Muhasebecilerin Rahatsızlıkları, İstekleri ve Ne Olması Gerekiyor?

0

I.GİRİŞ

Mali ve finansal tabloların belli ve tayin edilmiş standart ve kurallara bağlanması, düzenin paydaşları olan işletmeleri, kamuyu ve üçüncü şahısların doğru bilgilendirilmesi bakımından önem arz etmektedir.

Bununla beraber tarafların doğru bilgilendirilmesi için bu hizmeti veren meslek mensuplarının çalışma düzeninin gerek yasal gerek idari düzenlemelerle belli kurallara bağlanması; hem mükellefleri hem SMMM/YMM’leri karşılıklı olarak rahat ve kalifiye çalışmalar sergilemeleri bakımından pozitif bir çalışma düzleminin ortaya çıkmasına yardımcı olmaktadır.

Son günlerde başta TÜRMOB ve yerel meslek odaları meslek mensuplarının rahatsızlıklarını ve/veya isteklerini yaptıkları aktivitelerle dile getirdiler.

Bu yazımızda meslek mensuplarının Türkiye’deki mevcut çalışma düzeni genel çerçeve bakımından değerlendirilmiş ve yapılması gerekenler faydalarıyla beraber irdelenmiştir.

II.MEVCUT ÇALIŞMA DÜZENİ

Türk Vergi Sisteminde meslek mensupları yaptıkları işi;

  • Devlet adına ve
  • Kendi hesaplarına

Yapmaktadır. Bu sebeple; yerine getirilen iş bir “meslek” olduğu kadar aynı zamanda bir “(kamu) görev” niteliğini de taşımaktadır.

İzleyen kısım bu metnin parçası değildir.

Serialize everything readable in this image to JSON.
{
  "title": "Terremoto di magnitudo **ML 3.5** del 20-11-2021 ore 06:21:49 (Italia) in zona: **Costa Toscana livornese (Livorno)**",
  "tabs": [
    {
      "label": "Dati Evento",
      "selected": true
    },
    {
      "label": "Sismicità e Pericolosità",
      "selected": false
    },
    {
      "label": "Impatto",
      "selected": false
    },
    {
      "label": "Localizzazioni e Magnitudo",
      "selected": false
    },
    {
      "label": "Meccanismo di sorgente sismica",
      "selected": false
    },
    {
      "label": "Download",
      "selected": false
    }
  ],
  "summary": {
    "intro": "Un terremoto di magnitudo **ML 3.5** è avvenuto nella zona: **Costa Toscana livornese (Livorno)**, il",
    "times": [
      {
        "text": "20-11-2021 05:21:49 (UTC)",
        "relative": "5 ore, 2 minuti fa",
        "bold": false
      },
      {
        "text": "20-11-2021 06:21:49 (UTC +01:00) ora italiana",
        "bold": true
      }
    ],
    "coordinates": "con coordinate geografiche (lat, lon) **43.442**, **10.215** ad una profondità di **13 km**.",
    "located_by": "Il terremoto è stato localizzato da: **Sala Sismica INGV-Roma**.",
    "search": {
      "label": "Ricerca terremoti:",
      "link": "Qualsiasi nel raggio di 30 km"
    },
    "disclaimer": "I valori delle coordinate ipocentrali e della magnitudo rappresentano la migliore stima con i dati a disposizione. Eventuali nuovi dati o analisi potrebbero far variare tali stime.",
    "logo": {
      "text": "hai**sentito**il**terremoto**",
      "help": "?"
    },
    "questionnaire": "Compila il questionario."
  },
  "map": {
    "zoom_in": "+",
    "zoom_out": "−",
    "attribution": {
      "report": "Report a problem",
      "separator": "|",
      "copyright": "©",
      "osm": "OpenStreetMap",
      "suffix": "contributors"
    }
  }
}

Meslek mensupları mevcut sitemde;

  • Mali ve finansal tabloları hazırlamakta ve ilgili beyanları hazırlayarak beyannamelerini imzalamakta;
  • Öncesinde işletme faaliyetlerinin muhasebe kayıtlarını yapmakta ve
  • ilgili kurumlar ile işletmenin kendisine raporlayarak sunmaktadır.

Söz konusu mesleki çalışmaların sergilenmesi ve yapılması sürecinde yasal olarak görev ve sorumluluk alanı olmamasına rağmen muhtelif devlet kurumları tarafından ayrıca vazife ve sorumluluklar da yüklenmektedir. –TC Merkez Bankası, SGK, TÜİK gibi-

Mevcut çalışma düzeni;

  • Mesleği ve görevi icra ederken meslek mensuplarına aşırı iş yükü getirmekte,
  • Yetkisiz kişilerin ortaya çıkmasına sebep olmakta,
  • Olumsuz durumların netice vermesine neden olmakta,
  • Çalışmasına karşılık maddi-manevi tatmin olamamakta ve
  • Gerek meslek mensubu arasında gerekse meslek mensubu mükellef arasında çalışma barışını bozmaktadır.

Diğer taraftan; mevcut muhasebe ve muhasebeci sistemimiz, onca eksiklerine rağmen dünya ekonomisiyle entegre olamakta ve aynı taban verileri kullanması sebebiyle önemli ve hayati bir görevi yerine getirmektedir.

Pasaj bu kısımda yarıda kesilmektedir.